LMS Pilgrimage to Wrexham to honour St Richard Gwyn, Sat 1st August

This weekend is our first ever pilgrimage to Wrexham Cathedral to honour St Richard Gwyn, who was martyred in the town and whose relics are in the Cathedral.

We will have a High Mass celebrated by Prior Mark Kirby in the Cathedral at 11am, followed by time for lunch (bring your own), and Benediction and veneration of the relic.

The Cathedral of Our Lady of Sorrows, Regent Street, WREXHAM, LL11 1RB: click for a map.
St Richard Gwyn is one of the Latin Mass Society's two patron saints; the other is St Margaret Clitherow.
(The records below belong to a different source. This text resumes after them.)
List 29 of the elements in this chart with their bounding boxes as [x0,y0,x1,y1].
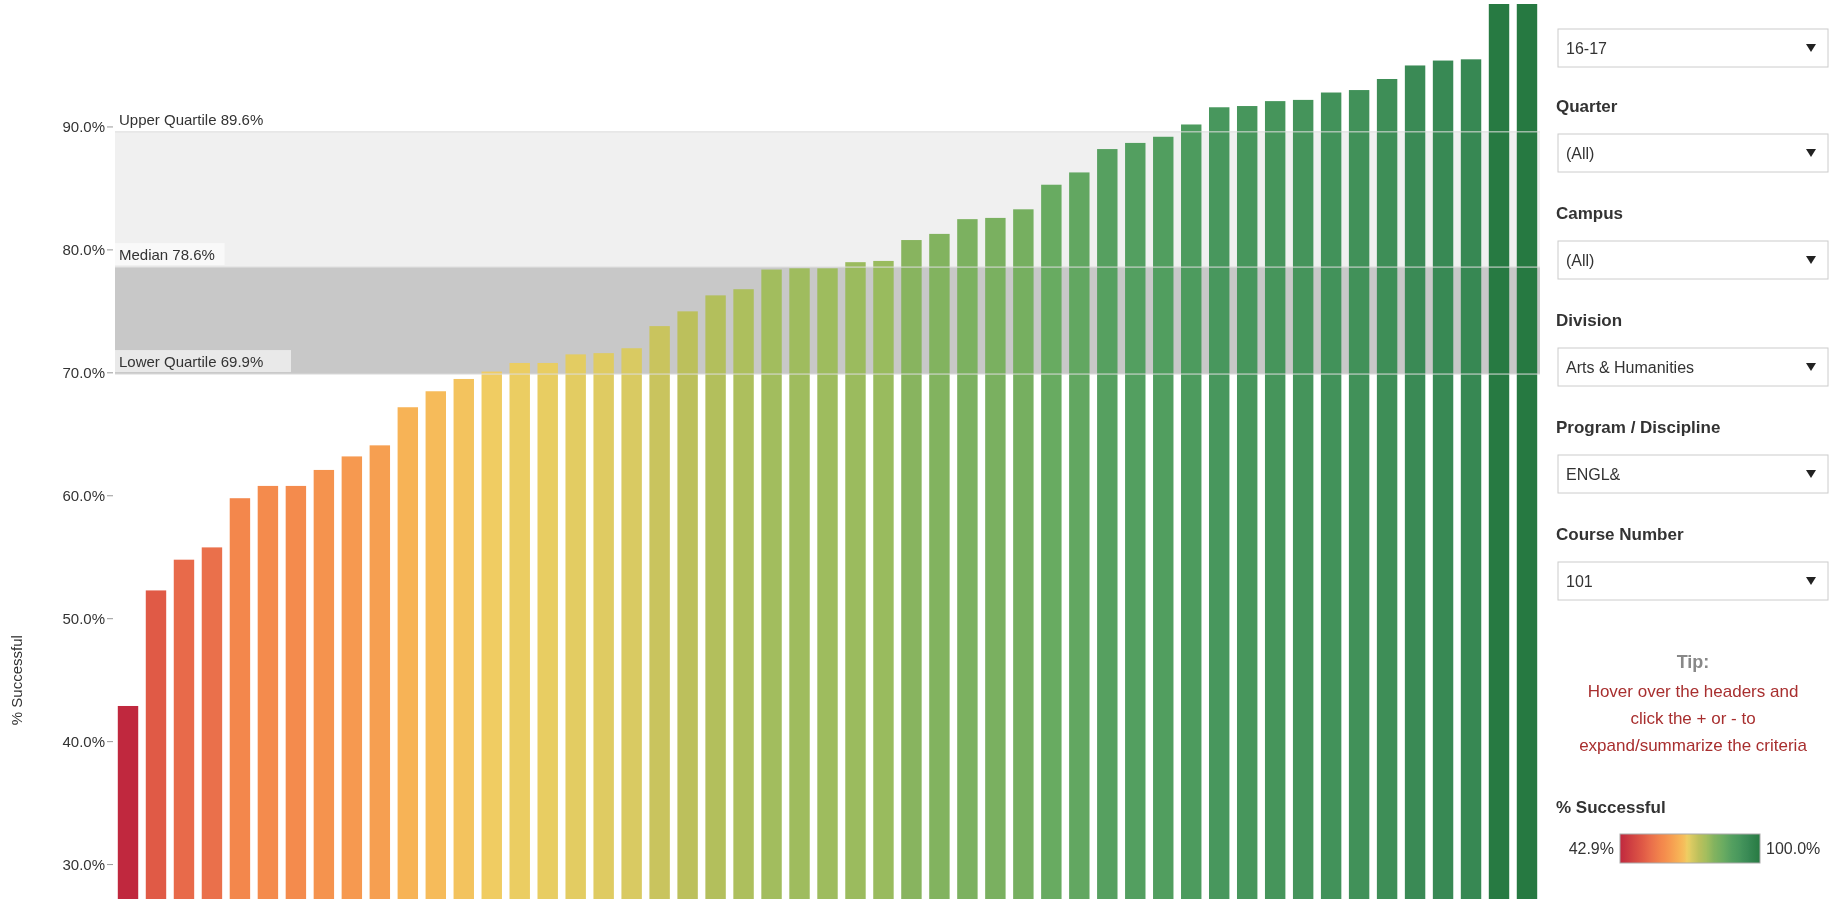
text: Course Number [1556,525,1684,544]
y-axis-title: % Successful [8,635,25,726]
text: Quarter [1556,97,1618,116]
text: Program / Discipline [1556,418,1721,437]
color-bar-label: 42.9% [1568,840,1614,858]
dropdown-field: Arts & Humanities [1557,347,1829,387]
y-tick-label: 30.0% [62,855,105,873]
y-tick-label: 80.0% [62,241,105,259]
color-bar-title: % Successful [1556,798,1666,817]
ref-line-label: Lower Quartile 69.9% [119,353,264,371]
text: Campus [1556,204,1624,223]
text: Tip: [1676,652,1710,672]
ref-line-label: Median 78.6% [119,246,215,264]
y-tick-label: 40.0% [62,732,105,750]
text: click the + or - to [1630,709,1756,728]
ref-line-label: Upper Quartile 89.6% [119,110,264,128]
y-tick-label: 60.0% [62,487,105,505]
dropdown-field: 16-17 [1557,28,1829,68]
text: Hover over the headers and [1587,682,1799,701]
y-tick-label: 70.0% [62,364,105,382]
text: Division [1556,311,1623,330]
dropdown-field: 101 [1557,561,1829,601]
dropdown-field: ENGL& [1557,454,1829,494]
dropdown-field: (All) [1557,240,1829,280]
dropdown-field: (All) [1557,133,1829,173]
y-tick-label: 90.0% [62,118,105,136]
color-bar-label: 100.0% [1766,840,1821,858]
text: expand/summarize the criteria [1579,736,1808,755]
y-tick-label: 50.0% [62,609,105,627]
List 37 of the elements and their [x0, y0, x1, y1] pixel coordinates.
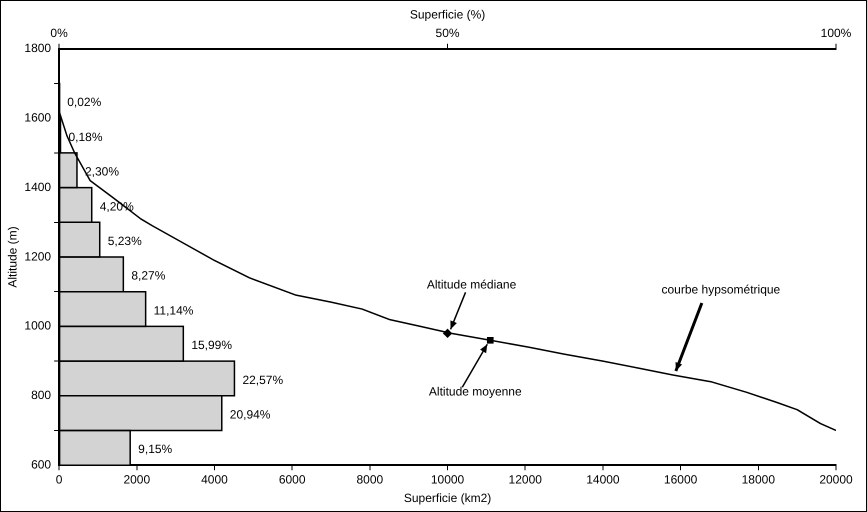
x-tick-label: 18000	[742, 472, 776, 487]
data-label: 0,02%	[67, 95, 102, 110]
x-tick-label: 12000	[508, 472, 542, 487]
x2-tick-label: 100%	[820, 26, 852, 40]
data-label: 8,27%	[131, 268, 166, 283]
x-tick-label: 4000	[201, 472, 228, 487]
data-label: 5,23%	[108, 234, 142, 248]
x-tick-label: 14000	[586, 472, 620, 487]
y-tick-label: 1200	[24, 249, 52, 264]
data-label: 22,57%	[242, 372, 284, 387]
annotation: Altitude médiane	[426, 278, 517, 292]
data-label: 2,30%	[84, 164, 120, 179]
x-tick-label: 16000	[664, 472, 698, 487]
y-tick-label: 800	[31, 388, 52, 402]
y-tick-label: 1000	[24, 318, 52, 333]
x-tick-label: 10000	[430, 472, 465, 487]
data-label: 9,15%	[138, 442, 173, 456]
annotation: Altitude moyenne	[428, 384, 522, 399]
data-label: 0,18%	[68, 130, 103, 144]
data-label: 11,14%	[154, 303, 194, 318]
x-tick-label: 0	[56, 472, 63, 487]
y-tick-label: 1800	[24, 41, 52, 56]
x-tick-label: 8000	[356, 472, 384, 487]
x-tick-label: 2000	[123, 472, 150, 487]
y-tick-label: 1400	[24, 180, 52, 194]
x2-tick-label: 50%	[436, 26, 460, 40]
x-axis-title: Superficie (km2)	[404, 491, 492, 506]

Both were laity, who in their different ways kept the Faith alive during the dark days of Penal Times.

A brief account of his life, culled from the Catholic Encycolopedia.

Born at Llanilloes, Montgomeryshire, c.1537; executed at Wrexham, 15 October, 1584. Studied in Oxford and St. John’s College, Cambridge, till about 1562, when he became a schoolmaster, first at Overton, Wrexham, and other places, acquiring considerable reputation as a Welsh scholar. He had six children by his wife Catherine, three of whom survived him. For a time he conformed in religion, but was reconciled to the Catholic Church at the first coming of the seminary priests to Wales. He was arrested more than once, and from 1579 he was kept in various prisons, underwent a number of trials, was tortured, and even forcibly carried to a Protestant service. He was found guilty of treason in Wrexham on 9 October 1537, and sentenced the following day. His life was offered him on condition that he acknowledge the queen as supreme head of the Church. His wife consoled and encouraged him to the last. Five carols and a funeral ode composed by the martyr in Welsh have been discovered and published.

There's more info on the BBC website here, including the incident in which, when forcibly taken to an Anglican service, he clanked his chains so noisily that he drowned out the preacher.